Höherstufung des Pflegegrades

Eine Pflegebedürftigkeit ist von vielen Faktoren wie der Erkrankung, dem Allgemeinzustand und dem Alter der betroffenen Person abhängig. Der Unterstützungsbedarf und die Selbständigkeit können sich durch verschiedene Maßnahmen verbessern, sich aber leider auch schleichend oder plötzlich verschlechtern. In solchen Fällen ist es jederzeit möglich, den Pflegebedarf neu einschätzen zu lassen und eine Höherstufung bei der Pflegekasse zu beantragen.

Vorgehen bei der Höherstufung

  1. Wahrnehmen der Situation: Beobachten Sie über einen längeren Zeitraum, wie sich die Situation entwickelt und wo die Bedürfnisse der pflegebedürftigen Person liegen. Halten Sie Besonderheiten in einem Pflegetagebuch fest und tauschen Sie sich regelmäßig mit medizinischen Fachkräften, behandelnden Ärzten und Therapeuten aus.

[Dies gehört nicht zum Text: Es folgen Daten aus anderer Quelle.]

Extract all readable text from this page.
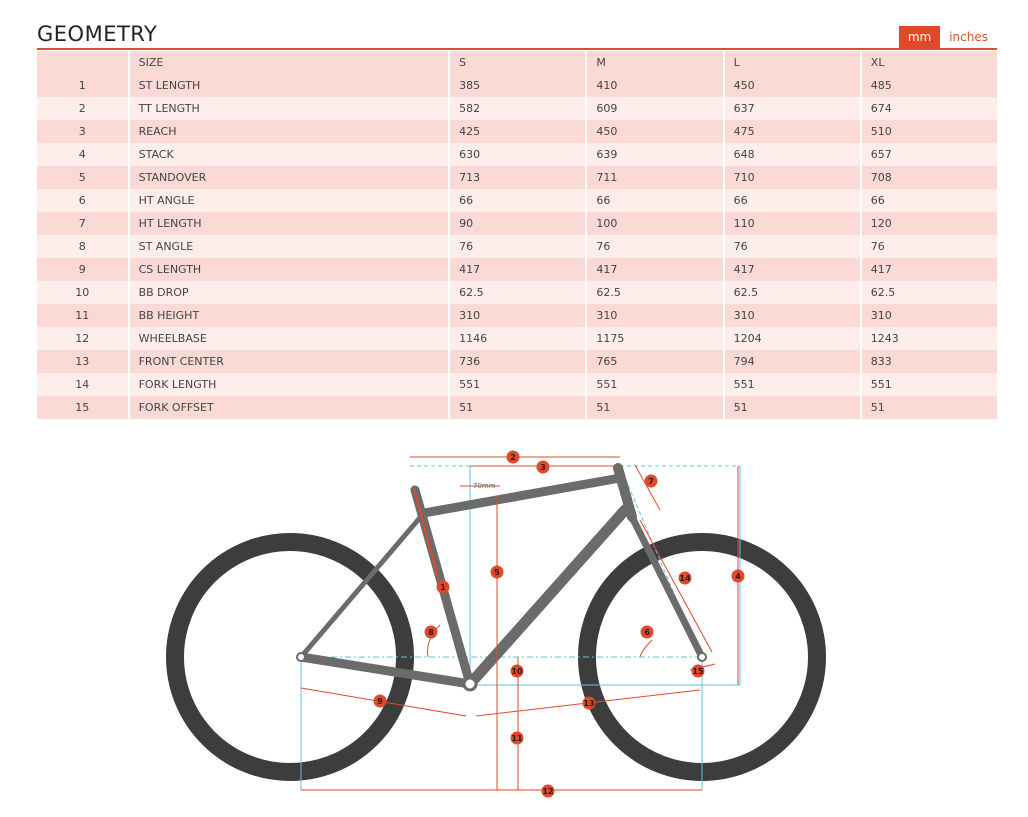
GEOMETRY	mm	inches
	SIZE	S	M	L	XL
1	ST LENGTH	385	410	450	485
2	TT LENGTH	582	609	637	674
3	REACH	425	450	475	510
4	STACK	630	639	648	657
5	STANDOVER	713	711	710	708
6	HT ANGLE	66	66	66	66
7	HT LENGTH	90	100	110	120
8	ST ANGLE	76	76	76	76
9	CS LENGTH	417	417	417	417
10	BB DROP	62.5	62.5	62.5	62.5
11	BB HEIGHT	310	310	310	310
12	WHEELBASE	1146	1175	1204	1243
13	FRONT CENTER	736	765	794	833
14	FORK LENGTH	551	551	551	551
15	FORK OFFSET	51	51	51	51
70mm
1
2
3
4
5
6
7
8
9
10
11
12
13
14
15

  2. Kontaktaufnahme mit der Pflegekasse: Informieren Sie die Pflegekasse über die veränderte Situation und beantragen Sie eine erneute Begutachtung mit Hilfe des Höherstufungsantrages.

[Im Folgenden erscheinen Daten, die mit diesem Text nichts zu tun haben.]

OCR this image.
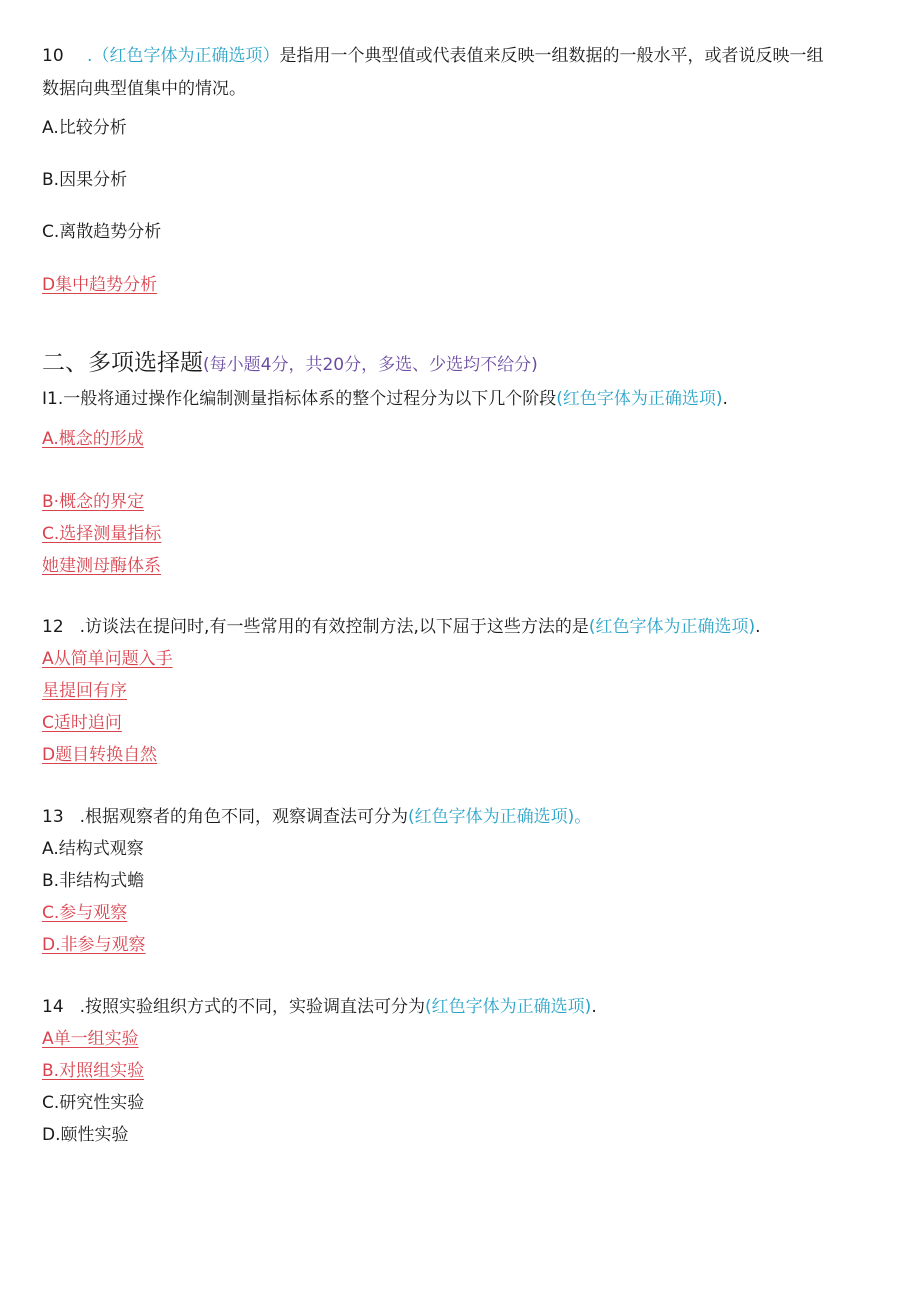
10 .（红色字体为正确选项）是指用一个典型值或代表值来反映一组数据的一般水平，或者说反映一组
数据向典型值集中的情况。
A.比较分析
B.因果分析
C.离散趋势分析
D集中趋势分析
二、多项选择题(每小题4分，共20分，多选、少选均不给分)
I1.一般将通过操作化编制测量指标体系的整个过程分为以下几个阶段(红色字体为正确选项).
A.概念的形成
B·概念的界定
C.选择测量指标
她建测母酶体系
12 .访谈法在提问时,有一些常用的有效控制方法,以下屈于这些方法的是(红色字体为正确选项).
A从简单问题入手
星提回有序
C适时追问
D题目转换自然
13 .根据观察者的角色不同，观察调查法可分为(红色字体为正确选项)。
A.结构式观察
B.非结构式蟾
C.参与观察
D.非参与观察
14 .按照实验组织方式的不同，实验调直法可分为(红色字体为正确选项).
A单一组实验
B.对照组实验
C.研究性实验
D.颐性实验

  3. Vorbereitung auf die Begutachtung: Sammeln Sie alle relevanten Unterlagen und Informationen, die den aktuellen Pflegebedarf und die Veränderungen dokumentieren, wie ärztliche Gutachten und Berichte oder auch Pflegeberichte.
  4. Erneute Begutachtung durch den Medizinischen Dienst: Ein Gutachter des Medizinischen Dienstes (MD) oder von Medicproof (für Privatversicherte) besucht die betroffene Person und bewertet den Pflegebedarf anhand der sechs Module neu.
  5. Bescheid der Pflegekasse abwarten: Die Pflegekasse informiert anschließend schriftlich über das Ergebnis der Begutachtung und den neuen Pflegegrad. Pflegeleistungen werden in der Regel ab Antragsdatum rückwirkend gezahlt.